Honda RC213V-S: The Over-Hyped Prototype

The street-legal MotoGP replica was impressive under the lights, but...

It was easily the biggest story from the EICMA Motorcycle Expo—the long-overdue appearance of Honda's much-rumored, hugely anticipated street-legal MotoGP replica, the RC213V-S (see Honda Unveils RC213V-S Prototype At EICMA here). The bike was every bit as impressive under the lights as in our imaginations, finished in iconic red, white, and blue HRC Racing graphics and looking like it came straight from Motegi's pit lane, with the same silhouette as Marquez's World Championship-winning racer right down to the ginormous box-section swingarm and hand-welded, asymmetric dual exhaust. It was just what we asked for—the proverbial racebike with lights.

It was also the biggest disappointment of the EICMA show.

Honda might be the most capable motorcycle manufacturer in the world, but the RCV-S is a textbook example of phoning it in. There's no innovation involved in tacking turn signals and a bar-end mirror onto the existing RC213V, and nothing to suggest that even modest consideration was given to making this a satisfying streetbike. I could be wrong, of course, because Honda didn't divulge a single specification on this new "prototype"—only furthering the impression that this was a last-minute effort to quiet critics (like me) who claim that Honda lately doesn't care much about sportbikes.

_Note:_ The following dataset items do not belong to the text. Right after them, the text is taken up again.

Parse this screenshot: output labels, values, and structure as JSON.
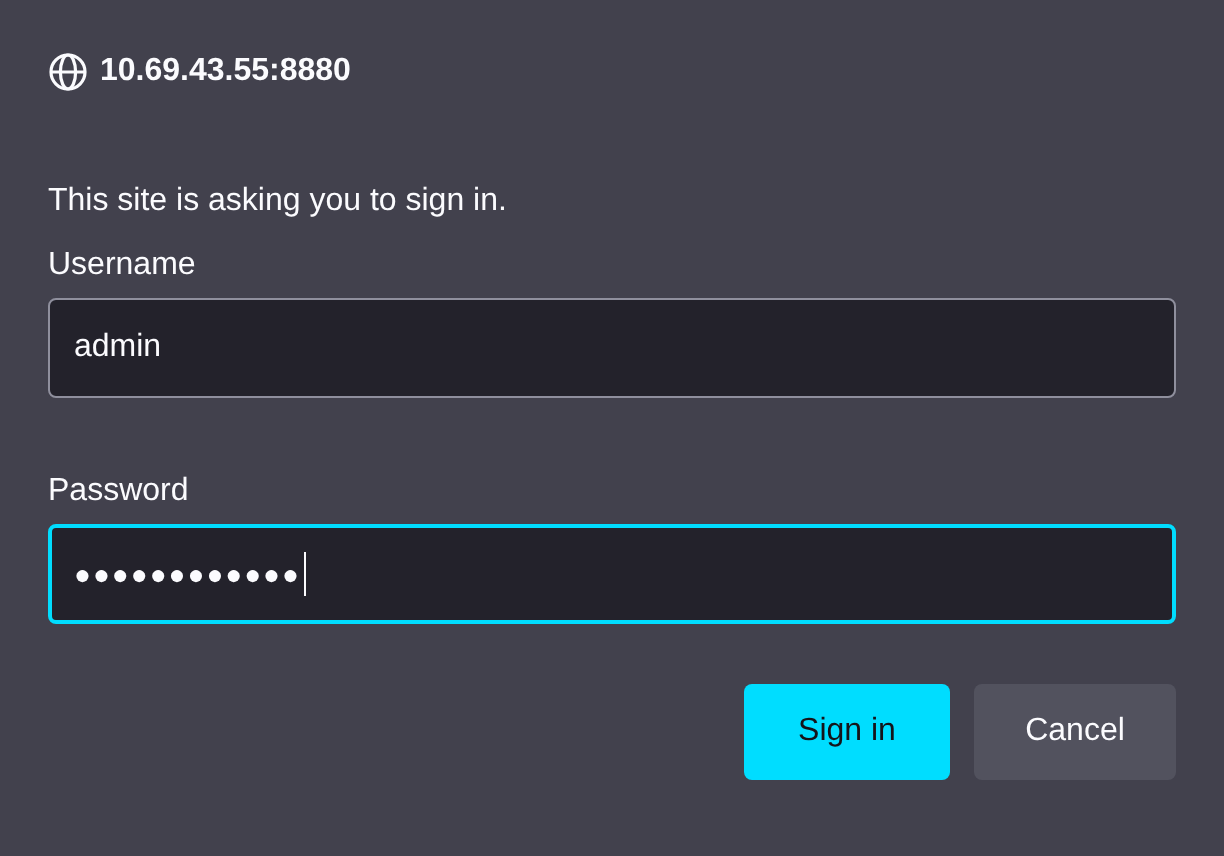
{
  "dialog": {
    "site": "10.69.43.55:8880",
    "message": "This site is asking you to sign in."
  },
  "fields": [
    {
      "label": "Username",
      "value": "admin",
      "focused": false
    },
    {
      "label": "Password",
      "value": "●●●●●●●●●●●●",
      "focused": true
    }
  ],
  "buttons": [
    {
      "label": "Sign in",
      "kind": "primary"
    },
    {
      "label": "Cancel",
      "kind": "secondary"
    }
  ]
}
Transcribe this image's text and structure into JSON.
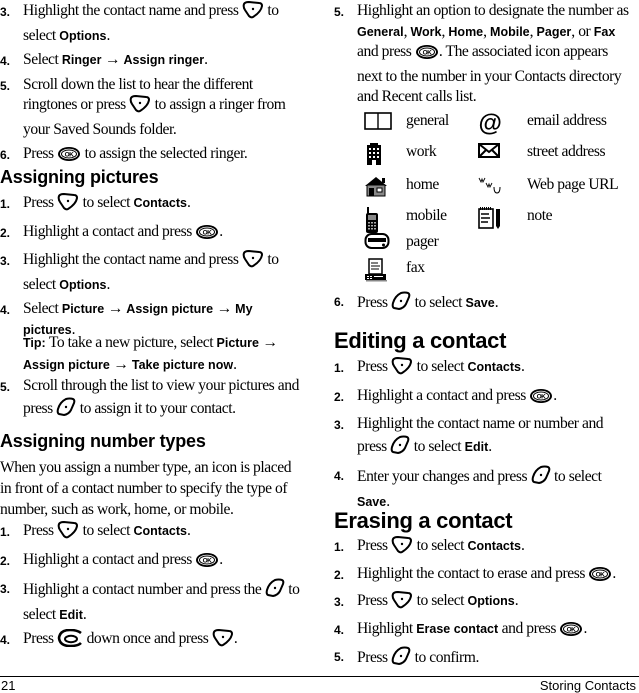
{
  "left": {
    "ringer_steps": [
      {
        "num": "3.",
        "parts": [
          "Highlight the contact name and press ",
          "{softkey-right}",
          " to select ",
          "**Options",
          "."
        ]
      },
      {
        "num": "4.",
        "parts": [
          "Select ",
          "**Ringer",
          " → ",
          "**Assign ringer",
          "."
        ]
      },
      {
        "num": "5.",
        "parts": [
          "Scroll down the list to hear the different ringtones or press ",
          "{softkey-right}",
          " to assign a ringer from your Saved Sounds folder."
        ]
      },
      {
        "num": "6.",
        "parts": [
          "Press ",
          "{ok}",
          " to assign the selected ringer."
        ]
      }
    ],
    "pictures_heading": "Assigning pictures",
    "pictures_steps": [
      {
        "num": "1.",
        "parts": [
          "Press ",
          "{softkey-right}",
          " to select ",
          "**Contacts",
          "."
        ]
      },
      {
        "num": "2.",
        "parts": [
          "Highlight a contact and press ",
          "{ok}",
          "."
        ]
      },
      {
        "num": "3.",
        "parts": [
          "Highlight the contact name and press ",
          "{softkey-right}",
          " to select ",
          "**Options",
          "."
        ]
      },
      {
        "num": "4.",
        "parts": [
          "Select ",
          "**Picture",
          " → ",
          "**Assign picture",
          " → ",
          "**My pictures",
          "."
        ]
      }
    ],
    "tip": {
      "label": "Tip:",
      "parts": [
        " To take a new picture, select ",
        "**Picture",
        " → ",
        "**Assign picture",
        " → ",
        "**Take picture now",
        "."
      ]
    },
    "pictures_step5": {
      "num": "5.",
      "parts": [
        "Scroll through the list to view your pictures and press ",
        "{softkey-left}",
        " to assign it to your contact."
      ]
    },
    "number_types_heading": "Assigning number types",
    "number_types_intro": "When you assign a number type, an icon is placed in front of a contact number to specify the type of number, such as work, home, or mobile.",
    "number_types_steps": [
      {
        "num": "1.",
        "parts": [
          "Press ",
          "{softkey-right}",
          " to select ",
          "**Contacts",
          "."
        ]
      },
      {
        "num": "2.",
        "parts": [
          "Highlight a contact and press ",
          "{ok}",
          "."
        ]
      },
      {
        "num": "3.",
        "parts": [
          "Highlight a contact number and press the ",
          "{softkey-left}",
          " to select ",
          "**Edit",
          "."
        ]
      },
      {
        "num": "4.",
        "parts": [
          "Press ",
          "{nav}",
          " down once and press ",
          "{softkey-right}",
          "."
        ]
      }
    ]
  },
  "right": {
    "number_types_step5": {
      "num": "5.",
      "parts": [
        "Highlight an option to designate the number as ",
        "**General",
        ", ",
        "**Work",
        ", ",
        "**Home",
        ", ",
        "**Mobile",
        ", ",
        "**Pager",
        ", or ",
        "**Fax",
        " and press ",
        "{ok}",
        ". The associated icon appears next to the number in your Contacts directory and Recent calls list."
      ]
    },
    "icon_table": [
      {
        "icon1": "book-icon",
        "label1": "general",
        "icon2": "at-sign-icon",
        "label2": "email address"
      },
      {
        "icon1": "building-icon",
        "label1": "work",
        "icon2": "envelope-icon",
        "label2": "street address"
      },
      {
        "icon1": "house-icon",
        "label1": "home",
        "icon2": "web-icon",
        "label2": "Web page URL"
      },
      {
        "icon1": "mobile-phone-icon",
        "label1": "mobile",
        "icon2": "notepad-icon",
        "label2": "note"
      },
      {
        "icon1": "pager-icon",
        "label1": "pager",
        "icon2": "",
        "label2": ""
      },
      {
        "icon1": "fax-icon",
        "label1": "fax",
        "icon2": "",
        "label2": ""
      }
    ],
    "number_types_step6": {
      "num": "6.",
      "parts": [
        "Press ",
        "{softkey-left}",
        " to select ",
        "**Save",
        "."
      ]
    },
    "editing_heading": "Editing a contact",
    "editing_steps": [
      {
        "num": "1.",
        "parts": [
          "Press ",
          "{softkey-right}",
          " to select ",
          "**Contacts",
          "."
        ]
      },
      {
        "num": "2.",
        "parts": [
          "Highlight a contact and press ",
          "{ok}",
          "."
        ]
      },
      {
        "num": "3.",
        "parts": [
          "Highlight the contact name or number and press ",
          "{softkey-left}",
          " to select ",
          "**Edit",
          "."
        ]
      },
      {
        "num": "4.",
        "parts": [
          "Enter your changes and press ",
          "{softkey-left}",
          " to select ",
          "**Save",
          "."
        ]
      }
    ],
    "erasing_heading": "Erasing a contact",
    "erasing_steps": [
      {
        "num": "1.",
        "parts": [
          "Press ",
          "{softkey-right}",
          " to select ",
          "**Contacts",
          "."
        ]
      },
      {
        "num": "2.",
        "parts": [
          "Highlight the contact to erase and press ",
          "{ok}",
          "."
        ]
      },
      {
        "num": "3.",
        "parts": [
          "Press ",
          "{softkey-right}",
          " to select ",
          "**Options",
          "."
        ]
      },
      {
        "num": "4.",
        "parts": [
          "Highlight ",
          "**Erase contact",
          " and press ",
          "{ok}",
          "."
        ]
      },
      {
        "num": "5.",
        "parts": [
          "Press ",
          "{softkey-left}",
          " to confirm."
        ]
      }
    ]
  },
  "footer": {
    "page_number": "21",
    "section_title": "Storing Contacts"
  }
}
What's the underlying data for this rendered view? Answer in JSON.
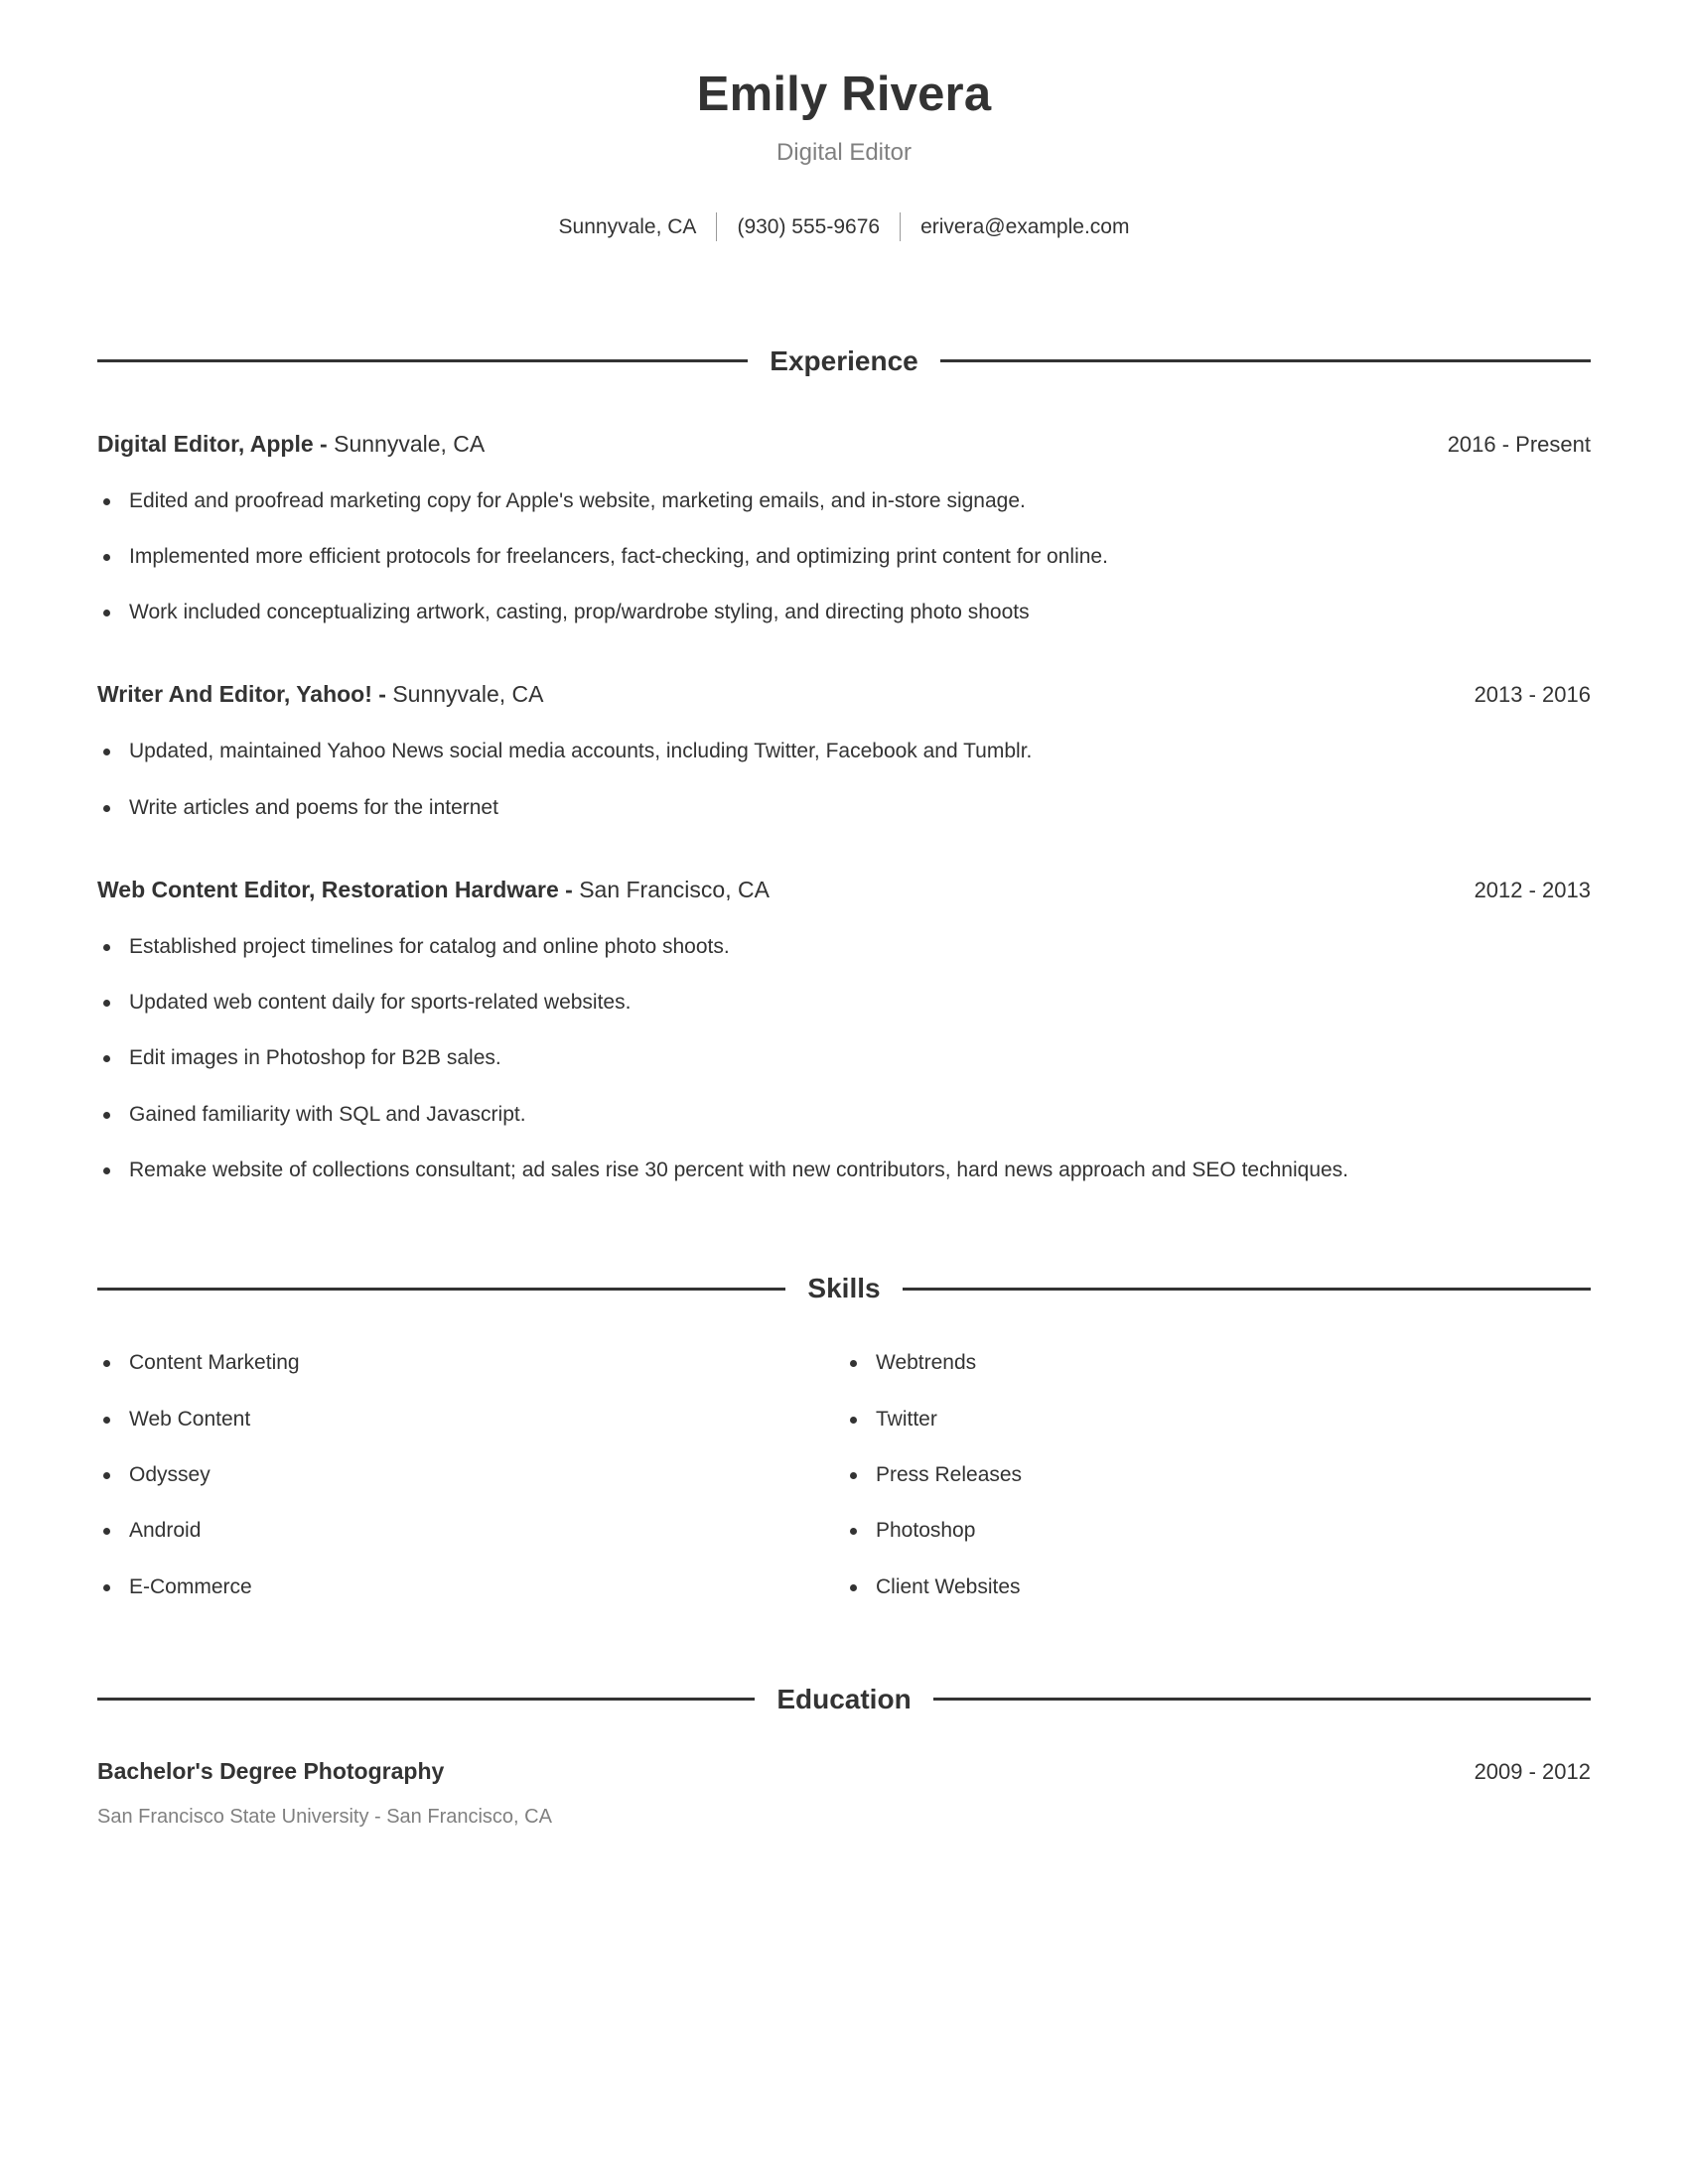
{
  "resume": {
    "name": "Emily Rivera",
    "title": "Digital Editor",
    "contact": {
      "location": "Sunnyvale, CA",
      "phone": "(930) 555-9676",
      "email": "erivera@example.com"
    }
  },
  "sections": {
    "experience": {
      "heading": "Experience",
      "entries": [
        {
          "title_bold": "Digital Editor, Apple - ",
          "title_light": "Sunnyvale, CA",
          "dates": "2016 - Present",
          "bullets": [
            "Edited and proofread marketing copy for Apple's website, marketing emails, and in-store signage.",
            "Implemented more efficient protocols for freelancers, fact-checking, and optimizing print content for online.",
            "Work included conceptualizing artwork, casting, prop/wardrobe styling, and directing photo shoots"
          ]
        },
        {
          "title_bold": "Writer And Editor, Yahoo! - ",
          "title_light": "Sunnyvale, CA",
          "dates": "2013 - 2016",
          "bullets": [
            "Updated, maintained Yahoo News social media accounts, including Twitter, Facebook and Tumblr.",
            "Write articles and poems for the internet"
          ]
        },
        {
          "title_bold": "Web Content Editor, Restoration Hardware - ",
          "title_light": "San Francisco, CA",
          "dates": "2012 - 2013",
          "bullets": [
            "Established project timelines for catalog and online photo shoots.",
            "Updated web content daily for sports-related websites.",
            "Edit images in Photoshop for B2B sales.",
            "Gained familiarity with SQL and Javascript.",
            "Remake website of collections consultant; ad sales rise 30 percent with new contributors, hard news approach and SEO techniques."
          ]
        }
      ]
    },
    "skills": {
      "heading": "Skills",
      "column_left": [
        "Content Marketing",
        "Web Content",
        "Odyssey",
        "Android",
        "E-Commerce"
      ],
      "column_right": [
        "Webtrends",
        "Twitter",
        "Press Releases",
        "Photoshop",
        "Client Websites"
      ]
    },
    "education": {
      "heading": "Education",
      "entries": [
        {
          "degree": "Bachelor's Degree Photography",
          "dates": "2009 - 2012",
          "school": "San Francisco State University - San Francisco, CA"
        }
      ]
    }
  },
  "colors": {
    "text": "#333333",
    "muted": "#808080",
    "rule": "#333333",
    "background": "#ffffff"
  }
}
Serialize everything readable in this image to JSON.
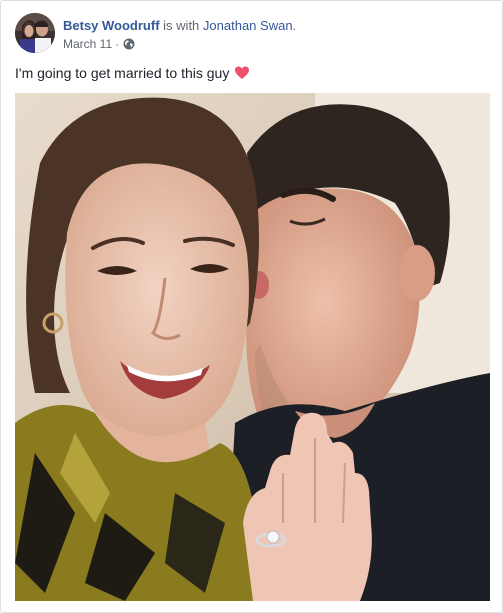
{
  "post": {
    "author": "Betsy Woodruff",
    "with_text": "is with",
    "with_person": "Jonathan Swan",
    "period": ".",
    "date": "March 11",
    "dot": "·",
    "caption": "I'm going to get married to this guy",
    "privacy_icon": "globe-icon",
    "emoji_icon": "heart-icon",
    "heart_color": "#f0506e",
    "link_color": "#365899"
  }
}
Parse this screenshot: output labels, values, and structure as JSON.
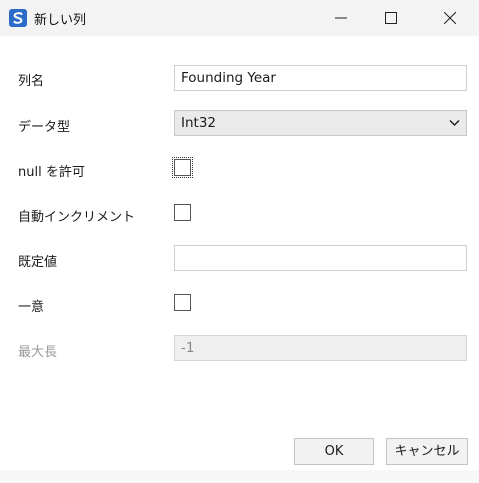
{
  "window": {
    "title": "新しい列",
    "icon": "app-logo-icon",
    "controls": [
      "minimize-icon",
      "maximize-icon",
      "close-icon"
    ]
  },
  "form": {
    "column_name": {
      "label": "列名",
      "value": "Founding Year"
    },
    "data_type": {
      "label": "データ型",
      "value": "Int32"
    },
    "allow_null": {
      "label": "null を許可",
      "checked": false
    },
    "auto_increment": {
      "label": "自動インクリメント",
      "checked": false
    },
    "default_value": {
      "label": "既定値",
      "value": ""
    },
    "unique": {
      "label": "一意",
      "checked": false
    },
    "max_length": {
      "label": "最大長",
      "value": "-1",
      "disabled": true
    }
  },
  "buttons": {
    "ok": "OK",
    "cancel": "キャンセル"
  },
  "colors": {
    "app_icon": "#2a6cc8",
    "titlebar": "#f3f3f3"
  }
}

I know what some of you are saying: What could possibly be better than a street-legal MotoGP bike? Well, anyone who has ridden Ducati's similar-concept Desmosedici will tell you it is one of the most brutal, uncomfortable, and difficult motorcycles for the average rider to master on the street or the racetrack. Then there's the issue of price: The rumor buzzing around EICMA suggested that should the RCV-S ever see production, it would sell for 170,000 euros (about $210,000)—making even the $75,000 Desmosedici seem dirt cheap in comparison. This isn't a serious attempt by Honda to advance superbike performance. It's a quickie parts-bin fix to make, what is at best, a mantelpiece for well-moneyed collectors.

Honda’s effort looked lazy in contrast to the all-new YZF-R1 on display at the Yamaha booth on the other side of the exhibition hall. The R1 uses just as much MotoGP technology as the RCV-S. In the case of the R1, however, all that technology has been painstakingly adapted to benefit average street and track riders, not just “alien” MotoGP stars. The flex characteristics of the frame are optimized for street tires at non-superhuman speeds; the power is as usable right off idle as at redline (so we’re told); the ergonomics are meant to work more than 45 minutes at a time; even the styling, which superficially resembles the M1, has been radically altered to be more dynamic than the plain, function-first racebike.

The day following the EICMA debut we visited Yamaha’s MotoGP workshop just outside Milan, where we had a candid discussion with racing manager Lin Jarvis about the close cooperation between Yamaha’s factory MotoGP team and the engineering staff in Japan and how that synergy directly benefits consumers. This latest R1 is the best example of this trickle-down technology we’ve seen yet, with innovations that actually serve the rider and improve the riding experience. Best of all, with a base price of just $16,490—a teeny-tiny fraction of what Honda’s RCV-S might cost—you can actually afford to own, ride, and enjoy the R1.

Yamaha's new YZF-R1 was not conceived quickly or carelessly—this is a MotoGP race replica done right. And this is what we sincerely wish Honda would have done with its outdated CBR1000RR, instead of distracting us with the shiny, essentially unobtanium RCV-S. So what if the RC213V-S offers more outright performance capability than the YZF-R1? Unless your name is Marc Marquez, the highly specialized performance advantages it offers won't mean anything to you. And good luck affording an RC213V-S, anyway, unless you're carrying Marquez's bank balance too.